# Applying TFIDF Vectors and t-SNE to Subreddit Content
While researching for this project, I discovered a whole lot of subreddit mappings and visualaztions out there. Most of them employ user engagement as a metric for modularity detection. (Insert Sources). Since this project is based on breaking free of traditional user interest-patterns, I decided to quantify subreddit differences by content alone, in much the same way as Andrej Kaparthy does in [this blog post](http://karpathy.github.io/2014/07/02/visualizing-top-tweeps-with-t-sne-in-Javascript/).

## Collecting Data
Using the previously mentioned post as a rough guide, I started implementing the community difference analysis.
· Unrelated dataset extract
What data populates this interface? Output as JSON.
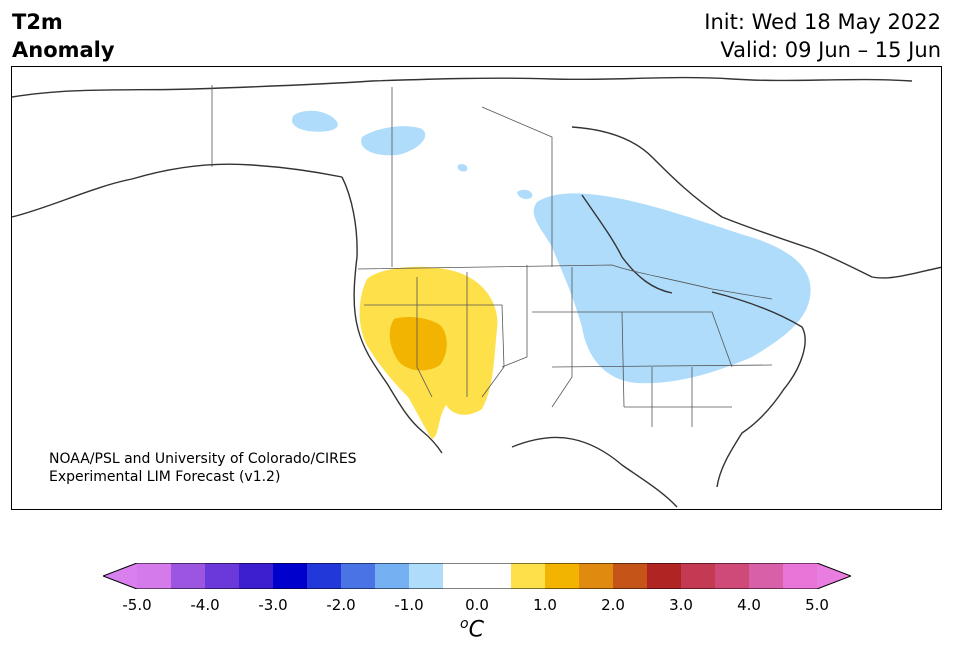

Initial analysis, I simply downloaded comment text from a large handful of default subreddits, with the code saved in '/download.py'. Basically I just save a file for each sub with concatenated raw comment text, and a list of the files (for scikit to use later on).

In [20]:
import pickle
files_store = open('data/files.pickle','rb')
files_list = pickle.load(files_store)
print(files_list)

['data/gadgets.txt', 'data/sports.txt', 'data/gaming.txt', 'data/pics.txt', 'data/worldnews.txt', 'data/videos.txt', 'data/AskReddit.txt', 'data/aww.txt', 'data/funny.txt', 'data/news.txt', 'data/movies.txt', 'data/blog.txt', 'data/books.txt', 'data/history.txt', 'data/food.txt', 'data/philosophy.txt', 'data/Jokes.txt', 'data/Art.txt', 'data/DIY.txt', 'data/space.txt', 'data/Documentaries.txt', 'data/askscience.txt', 'data/nottheonion.txt', 'data/todayilearned.txt', 'data/personalfinance.txt', 'data/gifs.txt', 'data/listentothis.txt', 'data/IAmA.txt', 'data/announcements.txt', 'data/TwoXChromosomes.txt', 'data/creepy.txt', 'data/nosleep.txt', 'data/GetMotivated.txt', 'data/WritingPrompts.txt', 'data/LifeProTips.txt', 'data/EarthPorn.txt', 'data/explainlikeimfive.txt', 'data/Showerthoughts.txt', 'data/Futurology.txt', 'data/photoshopbattles.txt', 'data/mildlyinteresting.txt', 'data/dataisbeautiful.txt', 'data/tifu.txt', 'data/OldSchoolCool.txt', 'data/UpliftingNews.txt', 'data/InternetI

## Vectorization
Next I used the TfidfVectorizer from scikit to process and vectorize the content based on text features. These vectors are dimensioned according to the number of ngrams.

In [27]:
from sklearn.feature_extraction.text import TfidfVectorizer
vectorizer = TfidfVectorizer(input='filename',stop_words='english',lowercase=True, strip_accents='unicode', smooth_idf=True,sublinear_tf=False, use_idf=True, ngram_range=(1,2),min_df=2)
vecs = vectorizer.fit_transform(files_list)

This gives a 47 X 35155 matrix where each row is a subreddit TFIDF matrix with horizontal dimension corresponding to the ngram features.

In [31]:
vecs

<47x35155 sparse matrix of type '<class 'numpy.float64'>'
	with 175068 stored elements in Compressed Sparse Row format>